玄関の扉が開く音を背景にして再び台所に戻り、最後の仕上げに取り掛かる。深めのお皿によそったシチュー、パンとサラダ、それから煎れたての紅茶。ふたり分のそれらをダイニングテーブルに配置して、これで準備は完了だ。
一仕事終えた私が自分用の椅子に腰掛けると、タイミングよく身支度を終えた彼が私の真向かいの椅子に座る。そこがお互いの定位置だった。
「ロウレスは一緒じゃないんだ。またバイト?」
「あ? なんであいつが出てくるんだよ」
「一緒に居るはずの相手がいなかったら、気になるのも当然でしょ」
「チッ……遅くなるから飯はいらねえって言ってたぞ」
機嫌が悪そうに舌打ちをして、渋々相棒のことを話す。実はロウレス本人からとっくに連絡は来ていたから聞く必要はなかったのだけれど、念のため確認をしたら随分と彼の機嫌を損ねてしまったみたいだ。失敗したな、と顔を伏せてテーブルの上に視線を落とす。
それにしても【久しぶり会うんだから二人でゆっくりしてほしいッス! オレってば優しい〜!】なんて、ふざけたメッセージを寄越されるこちらの身にもなってほしい。聞き覚えのある軽快な声で、自分たちをからかうセリフが簡単に再生されてしまった。余計な気を回されて正直腹が立つけれど、そのことに感謝している自分がいるのも事実だった。
スプーンを手にとって、暖かい夕食に口をつける――と、その前に。
「おかえり、リヒト」
「……言うのが遅えよ、名前」
ふ、と小さく笑う彼に釣られて私の頬も緩む。この瞬間は何度味わっても心地の良いひと時だった。
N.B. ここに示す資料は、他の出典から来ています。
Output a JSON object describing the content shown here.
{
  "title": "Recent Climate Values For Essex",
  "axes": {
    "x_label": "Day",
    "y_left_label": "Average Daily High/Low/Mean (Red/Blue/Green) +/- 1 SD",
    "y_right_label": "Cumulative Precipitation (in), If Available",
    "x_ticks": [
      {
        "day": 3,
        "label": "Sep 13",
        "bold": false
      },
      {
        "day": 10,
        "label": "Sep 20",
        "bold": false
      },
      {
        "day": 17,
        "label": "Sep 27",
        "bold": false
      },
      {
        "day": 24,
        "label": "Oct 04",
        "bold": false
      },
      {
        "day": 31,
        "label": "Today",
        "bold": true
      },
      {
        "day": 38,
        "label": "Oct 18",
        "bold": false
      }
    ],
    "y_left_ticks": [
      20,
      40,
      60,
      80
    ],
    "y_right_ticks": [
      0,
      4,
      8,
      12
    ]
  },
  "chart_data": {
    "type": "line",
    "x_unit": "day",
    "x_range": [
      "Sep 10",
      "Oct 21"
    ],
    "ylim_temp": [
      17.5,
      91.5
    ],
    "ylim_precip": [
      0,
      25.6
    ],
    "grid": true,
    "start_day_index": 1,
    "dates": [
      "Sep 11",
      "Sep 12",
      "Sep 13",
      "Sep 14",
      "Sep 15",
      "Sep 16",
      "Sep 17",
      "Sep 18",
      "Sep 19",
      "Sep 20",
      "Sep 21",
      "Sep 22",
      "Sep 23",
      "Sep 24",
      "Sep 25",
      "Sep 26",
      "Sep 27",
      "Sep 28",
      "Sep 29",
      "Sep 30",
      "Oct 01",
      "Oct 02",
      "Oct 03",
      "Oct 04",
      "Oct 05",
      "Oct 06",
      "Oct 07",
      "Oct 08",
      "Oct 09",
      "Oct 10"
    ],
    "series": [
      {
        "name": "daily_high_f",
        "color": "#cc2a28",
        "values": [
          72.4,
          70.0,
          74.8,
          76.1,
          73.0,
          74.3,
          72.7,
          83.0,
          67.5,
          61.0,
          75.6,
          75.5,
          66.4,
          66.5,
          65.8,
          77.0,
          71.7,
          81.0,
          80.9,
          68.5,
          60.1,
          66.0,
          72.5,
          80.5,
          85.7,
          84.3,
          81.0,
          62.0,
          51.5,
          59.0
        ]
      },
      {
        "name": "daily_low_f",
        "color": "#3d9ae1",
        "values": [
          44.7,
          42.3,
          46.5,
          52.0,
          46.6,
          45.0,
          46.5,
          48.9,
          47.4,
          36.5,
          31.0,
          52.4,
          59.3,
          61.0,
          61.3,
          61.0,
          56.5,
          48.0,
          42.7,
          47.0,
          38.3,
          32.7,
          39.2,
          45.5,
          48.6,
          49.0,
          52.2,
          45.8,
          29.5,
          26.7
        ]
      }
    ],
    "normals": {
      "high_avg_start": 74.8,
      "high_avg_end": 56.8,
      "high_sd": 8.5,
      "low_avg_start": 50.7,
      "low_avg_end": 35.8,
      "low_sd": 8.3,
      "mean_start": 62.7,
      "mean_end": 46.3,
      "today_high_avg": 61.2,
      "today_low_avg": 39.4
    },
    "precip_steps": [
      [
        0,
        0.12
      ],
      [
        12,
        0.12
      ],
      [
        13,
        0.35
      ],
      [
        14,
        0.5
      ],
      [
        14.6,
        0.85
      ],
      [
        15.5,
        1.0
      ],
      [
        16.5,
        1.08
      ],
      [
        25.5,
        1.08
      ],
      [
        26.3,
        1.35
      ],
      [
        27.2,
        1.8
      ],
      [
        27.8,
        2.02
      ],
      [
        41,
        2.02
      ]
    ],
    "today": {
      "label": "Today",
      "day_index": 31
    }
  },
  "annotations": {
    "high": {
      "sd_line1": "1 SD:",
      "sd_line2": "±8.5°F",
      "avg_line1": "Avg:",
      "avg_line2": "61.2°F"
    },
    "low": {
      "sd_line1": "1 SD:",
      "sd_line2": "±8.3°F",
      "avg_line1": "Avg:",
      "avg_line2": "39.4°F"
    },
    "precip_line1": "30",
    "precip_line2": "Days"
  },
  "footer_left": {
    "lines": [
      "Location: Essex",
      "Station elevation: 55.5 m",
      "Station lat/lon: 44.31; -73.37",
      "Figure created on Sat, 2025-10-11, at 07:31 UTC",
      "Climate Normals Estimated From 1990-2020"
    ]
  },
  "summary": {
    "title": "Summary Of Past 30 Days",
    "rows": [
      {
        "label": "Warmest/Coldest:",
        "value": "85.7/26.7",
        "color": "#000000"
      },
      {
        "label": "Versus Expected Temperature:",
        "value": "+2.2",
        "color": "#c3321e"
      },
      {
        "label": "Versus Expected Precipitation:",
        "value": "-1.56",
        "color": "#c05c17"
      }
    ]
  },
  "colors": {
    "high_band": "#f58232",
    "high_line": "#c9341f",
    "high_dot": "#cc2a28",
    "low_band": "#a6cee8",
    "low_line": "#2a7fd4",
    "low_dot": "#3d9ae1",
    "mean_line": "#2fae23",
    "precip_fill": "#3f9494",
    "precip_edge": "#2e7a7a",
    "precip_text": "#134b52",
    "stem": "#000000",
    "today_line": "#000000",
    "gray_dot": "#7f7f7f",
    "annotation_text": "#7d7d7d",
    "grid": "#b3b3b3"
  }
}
いただきます、の合図と同時に二人での夕食の時間が始まる。嫌いなものには決して手をつけないリヒトが黙々と食べ続けるあたり、今日のご飯も及第点なのだろうと内心胸を撫で下ろす。
複数人での夕食も、もうずいぶんとご無沙汰だ。家では普段、一人で食事をとることが多いから。
「しばらくはここに居られる?」
「明後日にはまた出て行く。詳しくはクランツに聞け」
「……そっか」
世界的有名ピアニストであるこの男は、一箇所に留まり続けるということが難しい。仕方ないことだとわかってはいるけれど、見送る時はいつも寂しい気持ちにさせられる。
自分も興行に付いて行けばいい、なんて言うのは簡単だ。とはいえこれまでの人間関係や自分の生活を全て捨ててまで、目の前の男を追いかけられるのかと聞かれると悩ましい。だから私たちはこうして、各々の生活を送りつつも時々は共に過ごすという曖昧な関係を続けている。
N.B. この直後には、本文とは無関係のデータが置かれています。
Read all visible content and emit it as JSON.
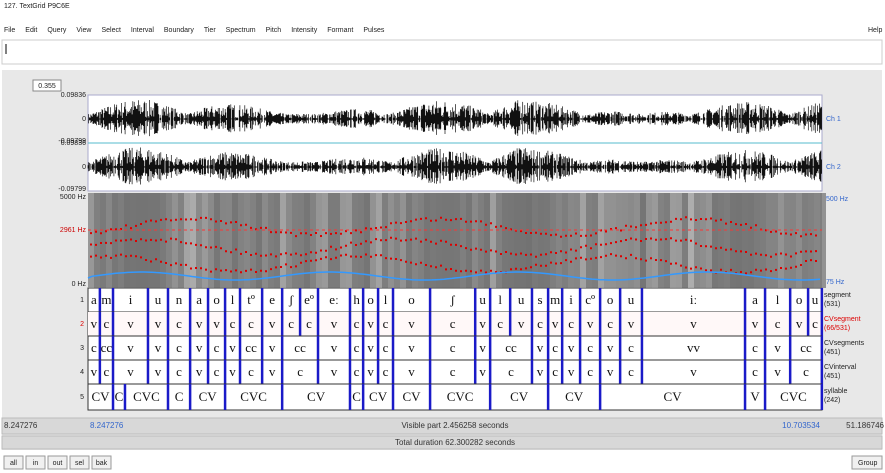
{
  "window": {
    "title": "127. TextGrid P9C6E",
    "menu": [
      "File",
      "Edit",
      "Query",
      "View",
      "Select",
      "Interval",
      "Boundary",
      "Tier",
      "Spectrum",
      "Pitch",
      "Intensity",
      "Formant",
      "Pulses"
    ],
    "help": "Help"
  },
  "editor": {
    "selection_duration": "0.355",
    "ch1": {
      "max": "0.09836",
      "zero": "0",
      "min": "-0.09799",
      "name": "Ch 1"
    },
    "ch2": {
      "max": "0.09836",
      "zero": "0",
      "min": "-0.09799",
      "name": "Ch 2"
    },
    "spectrogram": {
      "top": "5000 Hz",
      "cursor": "2961 Hz",
      "bottom": "0 Hz",
      "pitch_top": "500 Hz",
      "pitch_bottom": "75 Hz"
    },
    "visible_start": 8.247276,
    "visible_end": 10.703534,
    "visible_part": "Visible part 2.456258 seconds",
    "window_end": "51.186746",
    "total_duration": "Total duration 62.300282 seconds",
    "buttons": [
      "all",
      "in",
      "out",
      "sel",
      "bak"
    ],
    "group": "Group",
    "tiers": [
      {
        "number": "1",
        "name": "segment",
        "count": "(531)",
        "labels": [
          "a",
          "m",
          "i",
          "u",
          "n",
          "a",
          "o",
          "l",
          "tº",
          "e",
          "ʃ",
          "eº",
          "eː",
          "h",
          "o",
          "l",
          "o",
          "ʃ",
          "u",
          "l",
          "u",
          "s",
          "m",
          "i",
          "cº",
          "o",
          "u",
          "iː",
          "a",
          "l",
          "o",
          "u"
        ],
        "ends": [
          8.287,
          8.331,
          8.448,
          8.515,
          8.589,
          8.649,
          8.706,
          8.756,
          8.83,
          8.897,
          8.957,
          9.017,
          9.124,
          9.168,
          9.218,
          9.268,
          9.392,
          9.543,
          9.593,
          9.66,
          9.733,
          9.787,
          9.834,
          9.894,
          9.961,
          10.028,
          10.101,
          10.446,
          10.513,
          10.597,
          10.657,
          10.703
        ]
      },
      {
        "number": "2",
        "name": "CVsegment",
        "count": "(66/531)",
        "labels": [
          "v",
          "c",
          "v",
          "v",
          "c",
          "v",
          "v",
          "c",
          "c",
          "v",
          "c",
          "c",
          "v",
          "c",
          "v",
          "c",
          "v",
          "c",
          "v",
          "c",
          "v",
          "c",
          "v",
          "c",
          "v",
          "c",
          "v",
          "v",
          "v",
          "c",
          "v",
          "c"
        ],
        "ends": [
          8.287,
          8.331,
          8.448,
          8.515,
          8.589,
          8.649,
          8.706,
          8.756,
          8.83,
          8.897,
          8.957,
          9.017,
          9.124,
          9.168,
          9.218,
          9.268,
          9.392,
          9.543,
          9.593,
          9.66,
          9.733,
          9.787,
          9.834,
          9.894,
          9.961,
          10.028,
          10.101,
          10.446,
          10.513,
          10.597,
          10.657,
          10.703
        ]
      },
      {
        "number": "3",
        "name": "CVsegments",
        "count": "(451)",
        "labels": [
          "c",
          "cc",
          "v",
          "v",
          "c",
          "v",
          "c",
          "v",
          "cc",
          "v",
          "cc",
          "v",
          "c",
          "v",
          "c",
          "v",
          "c",
          "v",
          "cc",
          "v",
          "c",
          "v",
          "c",
          "v",
          "c",
          "vv",
          "c",
          "v",
          "cc"
        ],
        "ends": [
          8.287,
          8.331,
          8.448,
          8.515,
          8.589,
          8.649,
          8.706,
          8.756,
          8.83,
          8.897,
          9.017,
          9.124,
          9.168,
          9.218,
          9.268,
          9.392,
          9.543,
          9.593,
          9.733,
          9.787,
          9.834,
          9.894,
          9.961,
          10.028,
          10.101,
          10.446,
          10.513,
          10.597,
          10.703
        ]
      },
      {
        "number": "4",
        "name": "CVinterval",
        "count": "(451)",
        "labels": [
          "v",
          "c",
          "v",
          "v",
          "c",
          "v",
          "c",
          "v",
          "c",
          "v",
          "c",
          "v",
          "c",
          "v",
          "c",
          "v",
          "c",
          "v",
          "c",
          "v",
          "c",
          "v",
          "c",
          "v",
          "c",
          "v",
          "c",
          "v",
          "c"
        ],
        "ends": [
          8.287,
          8.331,
          8.448,
          8.515,
          8.589,
          8.649,
          8.706,
          8.756,
          8.83,
          8.897,
          9.017,
          9.124,
          9.168,
          9.218,
          9.268,
          9.392,
          9.543,
          9.593,
          9.733,
          9.787,
          9.834,
          9.894,
          9.961,
          10.028,
          10.101,
          10.446,
          10.513,
          10.597,
          10.703
        ]
      },
      {
        "number": "5",
        "name": "syllable",
        "count": "(242)",
        "labels": [
          "CV",
          "C",
          "CVC",
          "C",
          "CV",
          "CVC",
          "CV",
          "C",
          "CV",
          "CV",
          "CVC",
          "CV",
          "CV",
          "CV",
          "V",
          "CVC"
        ],
        "ends": [
          8.331,
          8.371,
          8.515,
          8.589,
          8.706,
          8.897,
          9.124,
          9.168,
          9.268,
          9.392,
          9.593,
          9.787,
          9.961,
          10.446,
          10.513,
          10.703
        ]
      }
    ]
  }
}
リヒトの今回の休暇は今まさに始まったばかりだというのに、終わりのことを考えるのはよくないことだ。わかってる。明後日ということは、今日を含めれば二日も一緒に居る時間があるというのに。
「そんな暗い顔してんじゃねえよ」
「え? ああ……ごめん……」
持ったままのパンから引きちぎったばかりの欠片を慌てて口に含む。余計なことに気を取られて、手が止まってしまっていたみたいだ。何かに夢中になって周りが見えていないように見えても、こういう時はすぐ気付くんだから全く目ざとい奴である。
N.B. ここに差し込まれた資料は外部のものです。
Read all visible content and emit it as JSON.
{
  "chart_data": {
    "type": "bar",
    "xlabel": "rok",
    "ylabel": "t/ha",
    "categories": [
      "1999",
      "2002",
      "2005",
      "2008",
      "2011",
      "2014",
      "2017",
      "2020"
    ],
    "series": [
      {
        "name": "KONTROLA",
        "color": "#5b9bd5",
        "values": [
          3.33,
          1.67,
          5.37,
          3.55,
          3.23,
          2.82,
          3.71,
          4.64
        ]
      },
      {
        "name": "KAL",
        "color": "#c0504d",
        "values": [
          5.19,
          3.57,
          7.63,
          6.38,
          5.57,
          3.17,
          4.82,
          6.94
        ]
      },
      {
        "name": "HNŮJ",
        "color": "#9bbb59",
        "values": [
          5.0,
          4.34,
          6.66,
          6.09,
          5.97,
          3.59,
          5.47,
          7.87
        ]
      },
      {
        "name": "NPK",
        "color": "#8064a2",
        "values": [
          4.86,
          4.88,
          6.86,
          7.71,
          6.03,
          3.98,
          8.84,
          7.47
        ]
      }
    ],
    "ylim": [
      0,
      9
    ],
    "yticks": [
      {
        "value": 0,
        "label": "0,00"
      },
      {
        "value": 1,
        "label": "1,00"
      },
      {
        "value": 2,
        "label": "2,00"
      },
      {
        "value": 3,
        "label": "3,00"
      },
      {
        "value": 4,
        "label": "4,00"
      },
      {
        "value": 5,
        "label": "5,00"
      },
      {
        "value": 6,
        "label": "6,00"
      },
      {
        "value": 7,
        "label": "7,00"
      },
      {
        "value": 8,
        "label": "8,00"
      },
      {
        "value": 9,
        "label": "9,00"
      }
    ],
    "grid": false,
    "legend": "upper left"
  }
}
「何かあったら俺を呼べ。いつでもどこでも、すぐお前のところに駆けつけてやる。……何故なら俺は、」
天使だから――なんて、聞き飽きたフレーズではあるけれど、リヒトの声で直接聞くと、ささくれた胸の奥がすっと軽くなるような感覚がした。
決して不可能なことを言わない彼がそこまで言うのだから、きっとリヒトはまたここに帰ってきてくれるんだろう。それなら私も待ち構えていよう。できるだけおいしいご飯を作って。
スプーンで掬ったシチューの味は、さっき味見をした時よりも格別のように感じられた。